しばらくして返事が届きました。「右」。それだけでした。スマホの画面を見つめて、思わず眉を寄せました。理由のひとことくらい添えてくれてもいいのに、と思いながら「なんで?」と聞き返しました。返ってきたのは「左は嫌」というメッセージ。私は画面に向かって思わずつぶやきました。「いや、嫌な理由を聞いてるんじゃなくて」と。
いつもこの調子の返信
思えば、彼の返信はいつもこんな感じでした。誕生日にプレゼントをあげた時の感想は「ありがとう」だけ。新しい髪型を見せても「いいんじゃない」だけ。私の手料理を食べても「うまい」と短く言うだけ。
友人の彼氏は、こちらが聞いてもいないのに、似合う色やシルエットの話まで詳しくしてくれるそうです。それと比べて、うちの彼ときたら、感想を聞き出すのにこんなに苦労するのか、と少し落ち込んでしまいました。冷たいわけではないのは知っています。デートの計画はちゃんと立ててくれるし、待ち合わせに遅れたこともない。それでも、言葉が欲しい瞬間というものがあるのです。
思い切って伝えた本音
次に会った日、私は思い切って伝えました。「もっとちゃんと感想を言ってほしい」。彼は考え込むような顔をした後、しばらく黙ってから口を開きました。
「言葉にするのが苦手なんだ」。意外な答えでした。学生時代から作文も読書感想文も苦手で、頭の中にある気持ちを文字にするとどうしても短くなってしまうのだと、彼はぽつぽつと話してくれました。
「右がいいと思ったのは本当だよ。色も形もきみに合うと思ったから」。「左は嫌」は、ただ消去法で出てきた言葉だったと知って、私はようやく彼の不器用さの正体に気づいたのです。
そして…
言葉数の多さが、そのまま愛情の量ではないということを、私はそれまで気づけていませんでした。たくさん感想を言ってくれる人がうらやましかったけれど、彼には彼のやり方があったのです。

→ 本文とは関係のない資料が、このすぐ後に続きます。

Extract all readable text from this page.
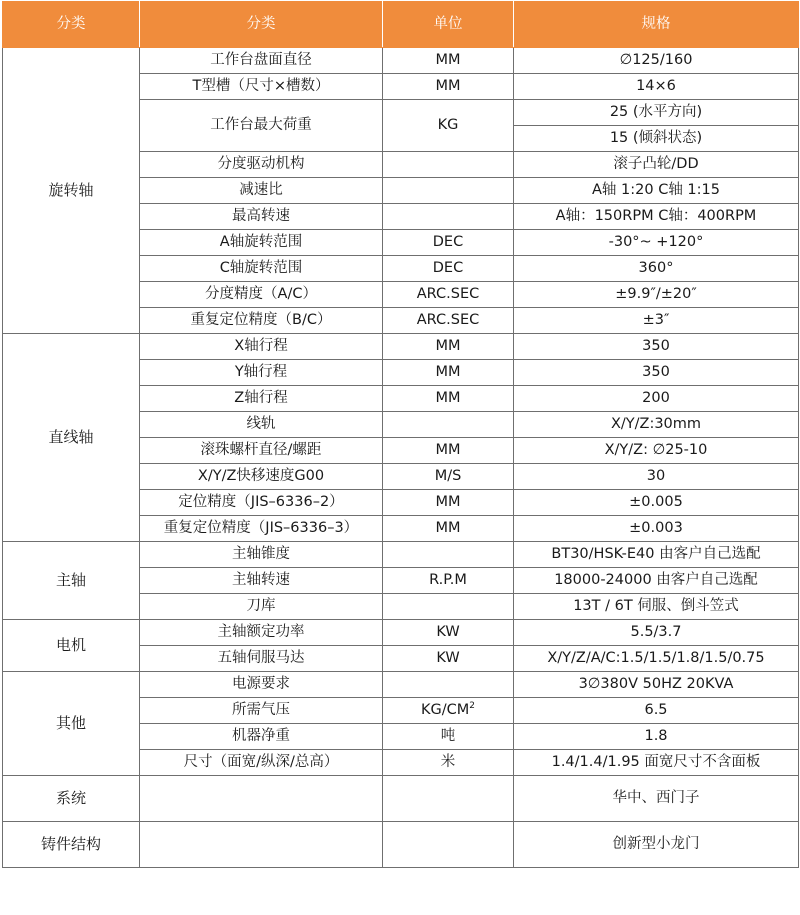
分类	分类	单位	规格
旋转轴	工作台盘面直径	MM	∅125/160
	T型槽（尺寸×槽数）	MM	14×6
	工作台最大荷重	KG	25 (水平方向)
			15 (倾斜状态)
	分度驱动机构		滚子凸轮/DD
	减速比		A轴 1:20 C轴 1:15
	最高转速		A轴：150RPM C轴：400RPM
	A轴旋转范围	DEC	-30°~ +120°
	C轴旋转范围	DEC	360°
	分度精度（A/C）	ARC.SEC	±9.9″/±20″
	重复定位精度（B/C）	ARC.SEC	±3″
直线轴	X轴行程	MM	350
	Y轴行程	MM	350
	Z轴行程	MM	200
	线轨		X/Y/Z:30mm
	滚珠螺杆直径/螺距	MM	X/Y/Z: ∅25-10
	X/Y/Z快移速度G00	M/S	30
	定位精度（JIS–6336–2）	MM	±0.005
	重复定位精度（JIS–6336–3）	MM	±0.003
主轴	主轴锥度		BT30/HSK-E40 由客户自己选配
	主轴转速	R.P.M	18000-24000 由客户自己选配
	刀库		13T / 6T 伺服、倒斗笠式
电机	主轴额定功率	KW	5.5/3.7
	五轴伺服马达	KW	X/Y/Z/A/C:1.5/1.5/1.8/1.5/0.75
其他	电源要求		3∅380V 50HZ 20KVA
	所需气压	$KG/CM^2$	6.5
	机器净重	吨	1.8
	尺寸（面宽/纵深/总高）	米	1.4/1.4/1.95 面宽尺寸不含面板
系统			华中、西门子
铸件结构			创新型小龙门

それからは、聞き方を少し変えてみました。「どこがいいと思った?」「色?形?」と具体的に尋ねると、彼は時間をかけてでも答えてくれるようになりました。返ってくる言葉は今も多くありませんが、ひとつひとつが彼なりに考え抜いた言葉なのだと思うと、ひとことの「右」も、少しだけあたたかく見えてくるのです。
(20代女性・会社員)
本記事は、ハウコレ読者への独自アンケートに寄せられた実体験をもとに制作していますが、個人が特定されないよう、一部設定を変更しています。